(Last Updated On: October 10, 2016)

First Deputy Prime Minister and Minister of Foreign Affairs of the Republic of Serbia Ivica Dacic welcomed a ceremony “Protection of the culture of remembrance of WWII victims” held at the Ministry of Foreign Affairs today.

Minister Dacic announced an exhibition titled “The truth about Jasenovac”, to take place in January 2017, under the auspices of the Serbian academic diaspora in New York.

The Serbian Foreign Minister emphasized that it did not matter who the greatest victims were, and that it was everyone’s obligation to do everything to prevent crimes from being forgotten and repeated, especially in an era when crimes were not only negated, but also vindicated.

The Memorandum of Cooperation between the Serbian and Jewish communities, on the occasion of 75 years since the establishment of the Jasenovac concentration camp, was signed at the opening of a segment of the exhibition on Jasenovac, mounted by the Serbian academic Diaspora. Minister Dacic said that it was a modest contribution to the overall efforts aimed at preventing historical revisionism and at keeping memory of all Serbian victims of the 20th century, especially the great martyrs of Jasenovac.

“The meeting between historians Greif, Lituchy and Knut Thoresen with Emir Kusturica added impetus to closer binding together, not only at the person-to-person but also at the institutional level, too. Namely, the historic Memorandum of Understanding between the Andric Institute, the Tel Aviv Holocaust Institute, and the New York Jasenovac Research Institute, the Institute of Comparative Law and the SASA Ethnographic Museum, to begin with, will be signed”, Minister Dacic said.

Minister added that departments for researching the Holocaust and genocide committed in Yugoslavia between 1941 and 1945 would be established, while Belgrade and Andricgrad would also host international conferences in this area as early as next year.

Dacic emphasized that the gathering was a mission to preserve the achievements of mankind and the universal values of all peoples of the world, and that it aimed to network freedom-loving vanguard and intellectual elites.

“WWII Allies emerged victorious, but 75 years after the onset of WWII, the question being asked is whether the battle against fascist ideologies such as Nazism and the Ustasha movement, that were the prisons of nations and death factories with numberless torture sites and extermination camps, was won, too”, Mr. Dacic emphasized.

The Serbian Foreign Minister stressed that attempts at revisionism were a “wake-up call”, and a call to raise the awareness of the danger inherent in the restoration of fascist ideologies at a time of an advanced techno-tronic society, and a huge influence of social networks and intensification of the migrant crisis in Europe.

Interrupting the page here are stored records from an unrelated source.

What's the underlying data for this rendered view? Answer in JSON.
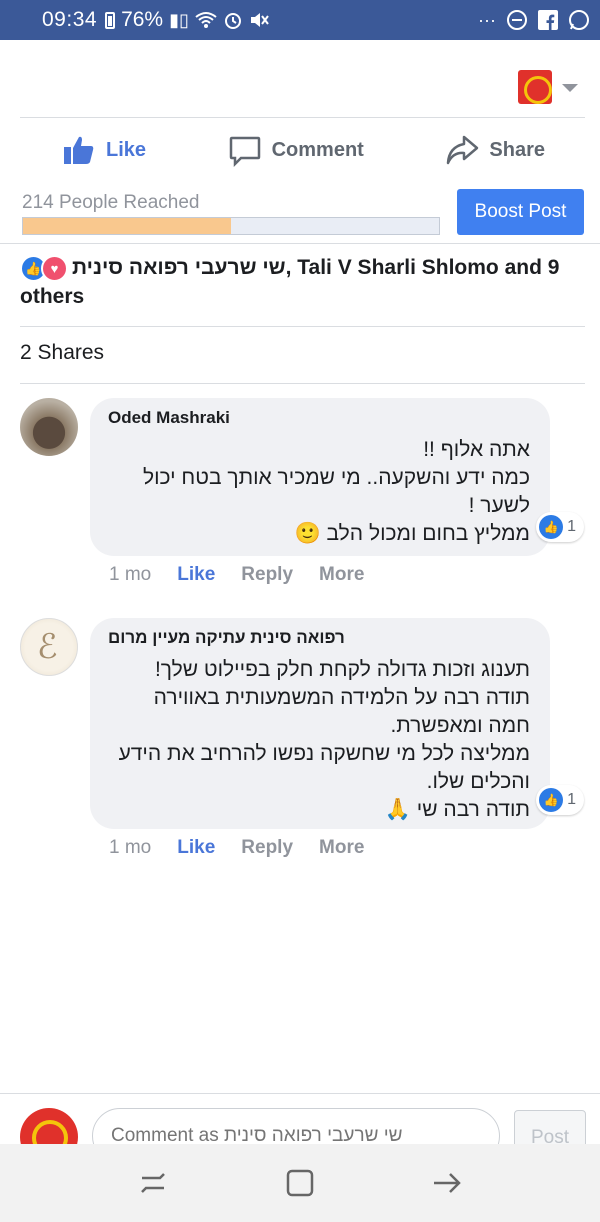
{
  "status_bar": {
    "time": "09:34",
    "battery": "76%"
  },
  "actions": {
    "like": "Like",
    "comment": "Comment",
    "share": "Share"
  },
  "reach": {
    "text": "214 People Reached",
    "progress": 0.5,
    "boost_label": "Boost Post"
  },
  "reactions": {
    "names_rtl": "שי שרעבי רפואה סינית",
    "names_rest": ", Tali V Sharli Shlomo and 9 others"
  },
  "shares": "2 Shares",
  "comments": [
    {
      "author": "Oded Mashraki",
      "text": "אתה אלוף !!\nכמה ידע והשקעה.. מי שמכיר אותך בטח יכול לשער !\nממליץ בחום ומכול הלב 🙂",
      "reaction_count": "1",
      "age": "1 mo",
      "like": "Like",
      "reply": "Reply",
      "more": "More"
    },
    {
      "author": "רפואה סינית עתיקה מעיין מרום",
      "text": "תענוג וזכות גדולה לקחת חלק בפיילוט שלך!\nתודה רבה על הלמידה המשמעותית באווירה חמה ומאפשרת.\nממליצה לכל מי שחשקה נפשו להרחיב את הידע והכלים שלו.\nתודה רבה שי 🙏",
      "reaction_count": "1",
      "age": "1 mo",
      "like": "Like",
      "reply": "Reply",
      "more": "More"
    }
  ],
  "composer": {
    "placeholder": "Comment as שי שרעבי רפואה סינית",
    "post_label": "Post"
  }
}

Minister Dacic said that today’s meeting would by no means change the world, or manage to stamp out dark ideologies, but the idea that guided all the participants in the Jasenovac project was to raise the awareness, by vehicle of the New York exhibition, of the collective identity and common values, that are to be defended in an era of major global changes.

“The question of the victims falling into oblivion is not a question for someone else, but it concerns all of us, for at a time of a severe global economic crisis and vast migration movements Europe-wide, one should keep alert to avoid falling into the trap of extremist, exclusivist ideologies, that brought the humanity to the brink of destruction and collapse, in the First and Second World Wars”, Mr. Dacic underlined. As the Minister added, the project should contribute to mobilizing the global public and to act complementary to the efforts of the United Nations aimed at preserving universal values of all peoples, such as the aspiration to peace and liberty in general and the protection of human rights in particular, as the 21st century accomplishments of our civilization.

“It is the United Nations that is the guarantor of these accomplishments, as it has adopted many resolutions and declarations, including the Durban one, where the United Nations Member States condemn any attempt of revival and restoration of Fascism, Nazism, xenophobia and violent nationalist ideologies based on racial and nationalist prejudice and bias”, Mr. Dacic pointed out.

“The Universal Declaration of Human Rights is an achievement of our civilization embodying values worthy of a man, while the countering and preventing of fascist ideologies is the duty of all of us for the sake of the future of our children and mankind, Dacic concluded.

The segment of the exhibition is located at the Serbian Diplomatic Museum, which, according to Minister Dacic, contains exhibits recounting the history of Serbia.